Une étude fine des proportions d'ondes P et S avait montré que le noyau ne pouvait pas être totalement liquide et qu'une composante solide, que l'on appelle la graine, devait aussi exister. Le problème était que la vitesse de propagation des ondes dans cette partie semblait plutôt indiquer un état liquide. Ce paradoxe subsistait donc depuis longtemps jusqu'à ce que Anatoly Belonoshko, et ses collègues du Royal Institute of Technology de Stochholm, décident d'employer la puissance des super-ordinateurs actuels pour simuler le comportement d'un ensemble d'atomes de fer-nickel dans les conditions de température et de pression régnant dans la graine. Ces conditions sont assez peu ordinaires, car rien que la température au centre de la Terre atteindrait les 6000 K, soit la température de surface du Soleil.

Des méthodes dites de dynamique moléculaire, dynamique de réseau et de Monte-Carlo permettent de simuler à peu de frais le comportement des solides et des liquides dans des conditions de pressions et de températures extrêmes, et c'est précisément la première méthode numérique qui a été utilisée au Center for Parallel Computers (PDC) du Royal Institute of Technology de Stockholm et au National Supercomputer Center (NSC) de Linköping.

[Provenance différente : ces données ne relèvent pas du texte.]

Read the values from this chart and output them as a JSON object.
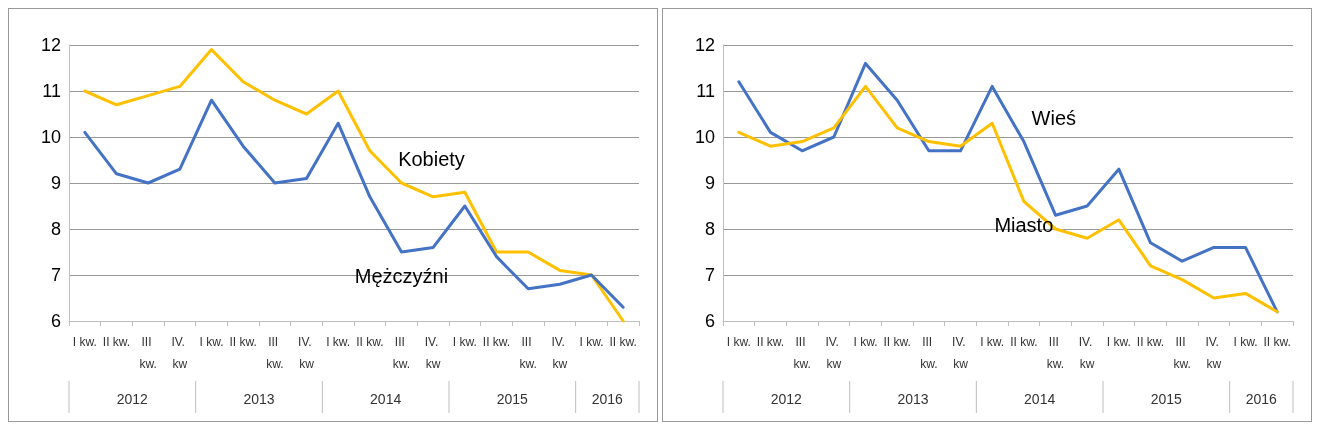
{
  "chart_data": [
    {
      "type": "line",
      "categories": [
        "I kw.",
        "II kw.",
        "III kw.",
        "IV. kw",
        "I kw.",
        "II kw.",
        "III kw.",
        "IV. kw",
        "I kw.",
        "II kw.",
        "III kw.",
        "IV. kw",
        "I kw.",
        "II kw.",
        "III kw.",
        "IV. kw",
        "I kw.",
        "II kw."
      ],
      "series": [
        {
          "name": "Kobiety",
          "color": "#ffc000",
          "values": [
            11.0,
            10.7,
            10.9,
            11.1,
            11.9,
            11.2,
            10.8,
            10.5,
            11.0,
            9.7,
            9.0,
            8.7,
            8.8,
            7.5,
            7.5,
            7.1,
            7.0,
            6.0
          ]
        },
        {
          "name": "Mężczyźni",
          "color": "#4472c4",
          "values": [
            10.1,
            9.2,
            9.0,
            9.3,
            10.8,
            9.8,
            9.0,
            9.1,
            10.3,
            8.7,
            7.5,
            7.6,
            8.5,
            7.4,
            6.7,
            6.8,
            7.0,
            6.3
          ]
        }
      ],
      "annotations": [
        "2012",
        "2013",
        "2014",
        "2015",
        "2016"
      ],
      "ylim": [
        6,
        12
      ],
      "yticks": [
        6,
        7,
        8,
        9,
        10,
        11,
        12
      ],
      "grid": "y",
      "legend": false,
      "marker": "none"
    },
    {
      "type": "line",
      "categories": [
        "I kw.",
        "II kw.",
        "III kw.",
        "IV. kw",
        "I kw.",
        "II kw.",
        "III kw.",
        "IV. kw",
        "I kw.",
        "II kw.",
        "III kw.",
        "IV. kw",
        "I kw.",
        "II kw.",
        "III kw.",
        "IV. kw",
        "I kw.",
        "II kw."
      ],
      "series": [
        {
          "name": "Wieś",
          "color": "#4472c4",
          "values": [
            11.2,
            10.1,
            9.7,
            10.0,
            11.6,
            10.8,
            9.7,
            9.7,
            11.1,
            9.9,
            8.3,
            8.5,
            9.3,
            7.7,
            7.3,
            7.6,
            7.6,
            6.2
          ]
        },
        {
          "name": "Miasto",
          "color": "#ffc000",
          "values": [
            10.1,
            9.8,
            9.9,
            10.2,
            11.1,
            10.2,
            9.9,
            9.8,
            10.3,
            8.6,
            8.0,
            7.8,
            8.2,
            7.2,
            6.9,
            6.5,
            6.6,
            6.2
          ]
        }
      ],
      "annotations": [
        "2012",
        "2013",
        "2014",
        "2015",
        "2016"
      ],
      "ylim": [
        6,
        12
      ],
      "yticks": [
        6,
        7,
        8,
        9,
        10,
        11,
        12
      ],
      "grid": "y",
      "legend": false,
      "marker": "none"
    }
  ]
}
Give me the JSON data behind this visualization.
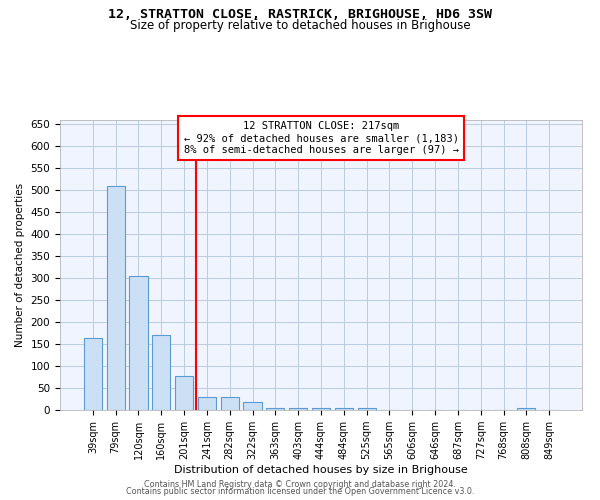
{
  "title": "12, STRATTON CLOSE, RASTRICK, BRIGHOUSE, HD6 3SW",
  "subtitle": "Size of property relative to detached houses in Brighouse",
  "xlabel": "Distribution of detached houses by size in Brighouse",
  "ylabel": "Number of detached properties",
  "bar_color": "#cce0f5",
  "bar_edge_color": "#5b9bd5",
  "categories": [
    "39sqm",
    "79sqm",
    "120sqm",
    "160sqm",
    "201sqm",
    "241sqm",
    "282sqm",
    "322sqm",
    "363sqm",
    "403sqm",
    "444sqm",
    "484sqm",
    "525sqm",
    "565sqm",
    "606sqm",
    "646sqm",
    "687sqm",
    "727sqm",
    "768sqm",
    "808sqm",
    "849sqm"
  ],
  "values": [
    165,
    510,
    305,
    170,
    78,
    30,
    30,
    18,
    5,
    5,
    5,
    5,
    5,
    0,
    0,
    0,
    0,
    0,
    0,
    5,
    0
  ],
  "red_line_x": 4.5,
  "annotation_line1": "12 STRATTON CLOSE: 217sqm",
  "annotation_line2": "← 92% of detached houses are smaller (1,183)",
  "annotation_line3": "8% of semi-detached houses are larger (97) →",
  "ylim": [
    0,
    660
  ],
  "yticks": [
    0,
    50,
    100,
    150,
    200,
    250,
    300,
    350,
    400,
    450,
    500,
    550,
    600,
    650
  ],
  "footer_line1": "Contains HM Land Registry data © Crown copyright and database right 2024.",
  "footer_line2": "Contains public sector information licensed under the Open Government Licence v3.0.",
  "bg_color": "#f0f4ff",
  "grid_color": "#b8cce4",
  "title_fontsize": 9.5,
  "subtitle_fontsize": 8.5
}
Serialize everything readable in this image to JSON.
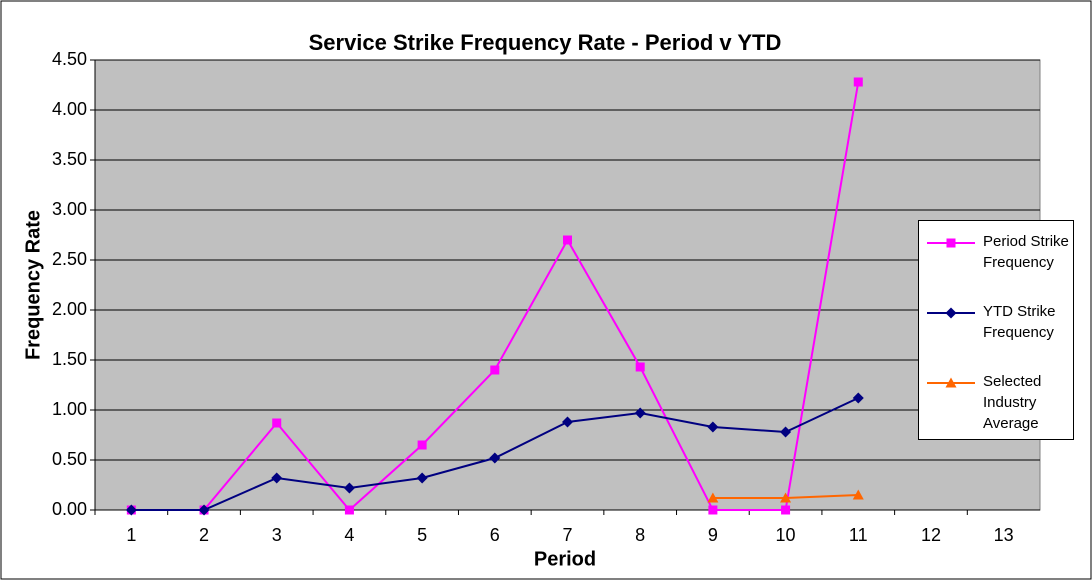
{
  "chart_data": {
    "type": "line",
    "title": "Service Strike Frequency Rate - Period v YTD",
    "x_label": "Period",
    "y_label": "Frequency Rate",
    "categories": [
      "1",
      "2",
      "3",
      "4",
      "5",
      "6",
      "7",
      "8",
      "9",
      "10",
      "11",
      "12",
      "13"
    ],
    "series": [
      {
        "name": "Period Strike Frequency",
        "color": "#ff00ff",
        "marker": "square",
        "values": [
          0,
          0,
          0.87,
          0,
          0.65,
          1.4,
          2.7,
          1.43,
          0,
          0,
          4.28,
          null,
          null
        ]
      },
      {
        "name": "YTD Strike Frequency",
        "color": "#000080",
        "marker": "diamond",
        "values": [
          0,
          0,
          0.32,
          0.22,
          0.32,
          0.52,
          0.88,
          0.97,
          0.83,
          0.78,
          1.12,
          null,
          null
        ]
      },
      {
        "name": "Selected Industry Average",
        "color": "#ff6600",
        "marker": "triangle",
        "values": [
          null,
          null,
          null,
          null,
          null,
          null,
          null,
          null,
          0.12,
          0.12,
          0.15,
          null,
          null
        ]
      }
    ],
    "ylim": [
      0,
      4.5
    ],
    "yticks": [
      {
        "value": 0,
        "label": "0.00"
      },
      {
        "value": 0.5,
        "label": "0.50"
      },
      {
        "value": 1,
        "label": "1.00"
      },
      {
        "value": 1.5,
        "label": "1.50"
      },
      {
        "value": 2,
        "label": "2.00"
      },
      {
        "value": 2.5,
        "label": "2.50"
      },
      {
        "value": 3,
        "label": "3.00"
      },
      {
        "value": 3.5,
        "label": "3.50"
      },
      {
        "value": 4,
        "label": "4.00"
      },
      {
        "value": 4.5,
        "label": "4.50"
      }
    ],
    "grid": true,
    "legend": "right"
  }
}
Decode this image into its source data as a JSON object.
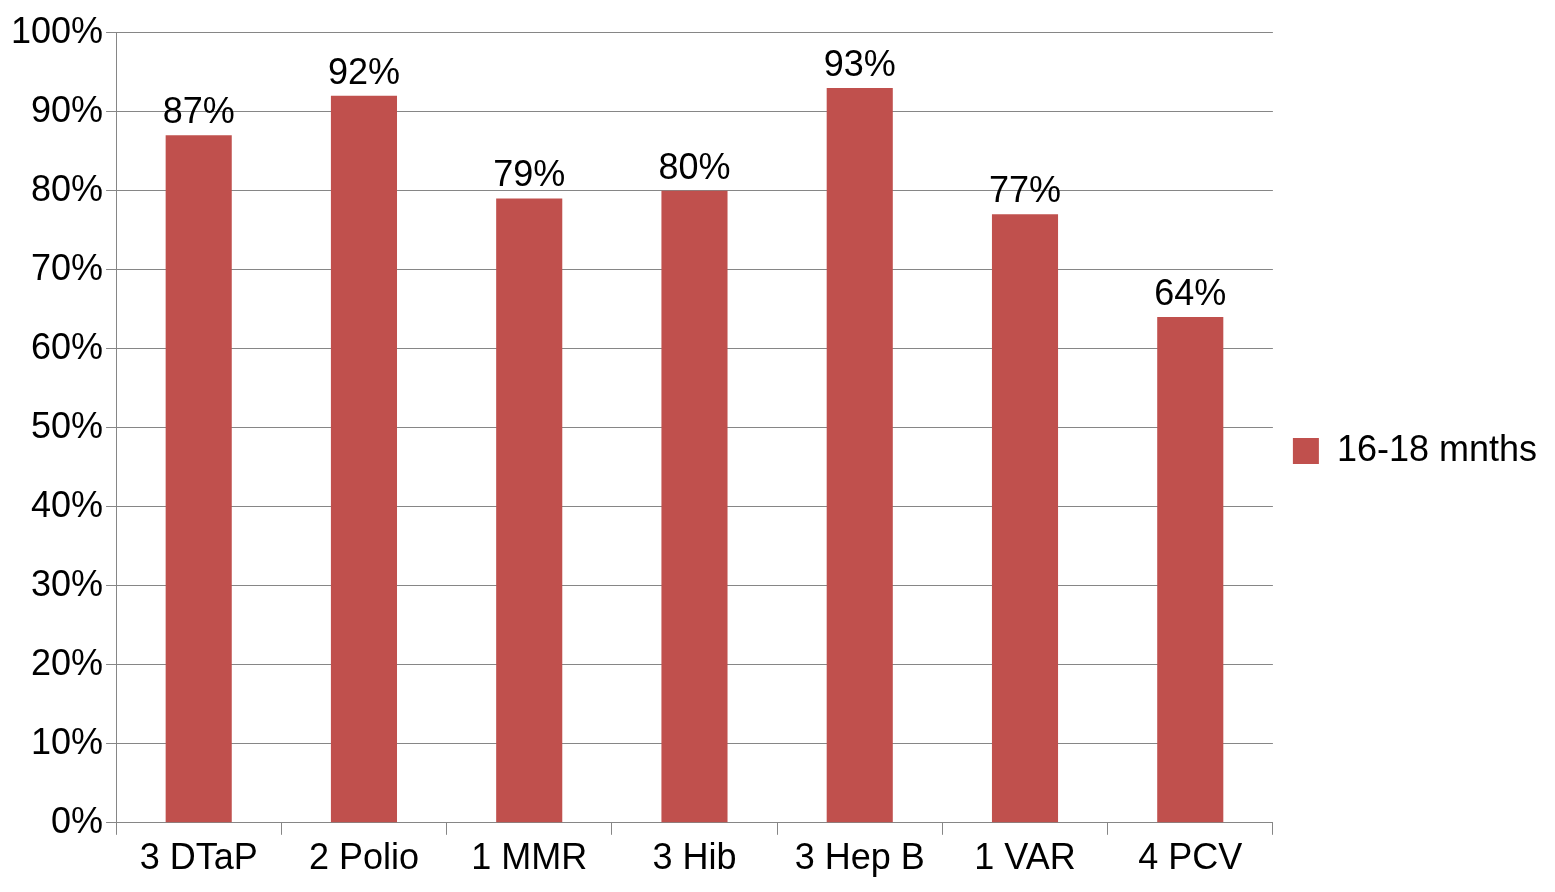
{
  "chart_data": {
    "type": "bar",
    "categories": [
      "3 DTaP",
      "2 Polio",
      "1 MMR",
      "3 Hib",
      "3 Hep B",
      "1 VAR",
      "4 PCV"
    ],
    "series": [
      {
        "name": "16-18 mnths",
        "color": "#c0504d",
        "values": [
          87,
          92,
          79,
          80,
          93,
          77,
          64
        ],
        "value_labels": [
          "87%",
          "92%",
          "79%",
          "80%",
          "93%",
          "77%",
          "64%"
        ]
      }
    ],
    "ylim": [
      0,
      100
    ],
    "yticks": [
      {
        "value": 0,
        "label": "0%"
      },
      {
        "value": 10,
        "label": "10%"
      },
      {
        "value": 20,
        "label": "20%"
      },
      {
        "value": 30,
        "label": "30%"
      },
      {
        "value": 40,
        "label": "40%"
      },
      {
        "value": 50,
        "label": "50%"
      },
      {
        "value": 60,
        "label": "60%"
      },
      {
        "value": 70,
        "label": "70%"
      },
      {
        "value": 80,
        "label": "80%"
      },
      {
        "value": 90,
        "label": "90%"
      },
      {
        "value": 100,
        "label": "100%"
      }
    ],
    "grid": "y",
    "legend": "right"
  }
}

Le résultat final a été, qu'effectivement, l'alliage perdait de sa rigidité et se rapprochait du comportement d'un milieu granulaire comme le sable. Le paradoxe était résolu car on n'avait plus affaire à un matériau constitué d'un cristal unique, mais plutôt à un solide polycristallin avec de nombreux défauts. Les atomes n'y étaient donc plus aussi rigidement fixés les uns par rapport aux autres que dans le même alliage dans des conditions de températures et pressions moins exotiques.

Pour les chercheurs, le résultat est double, car non seulement ils comprennent mieux ce qui se passe dans le noyau de la Terre mais ils pourront maintenant mieux comprendre certaines caractéristiques des ondes sismiques enregistrées et ainsi progresser dans la compréhension, et pourquoi pas la prédiction, des séismes.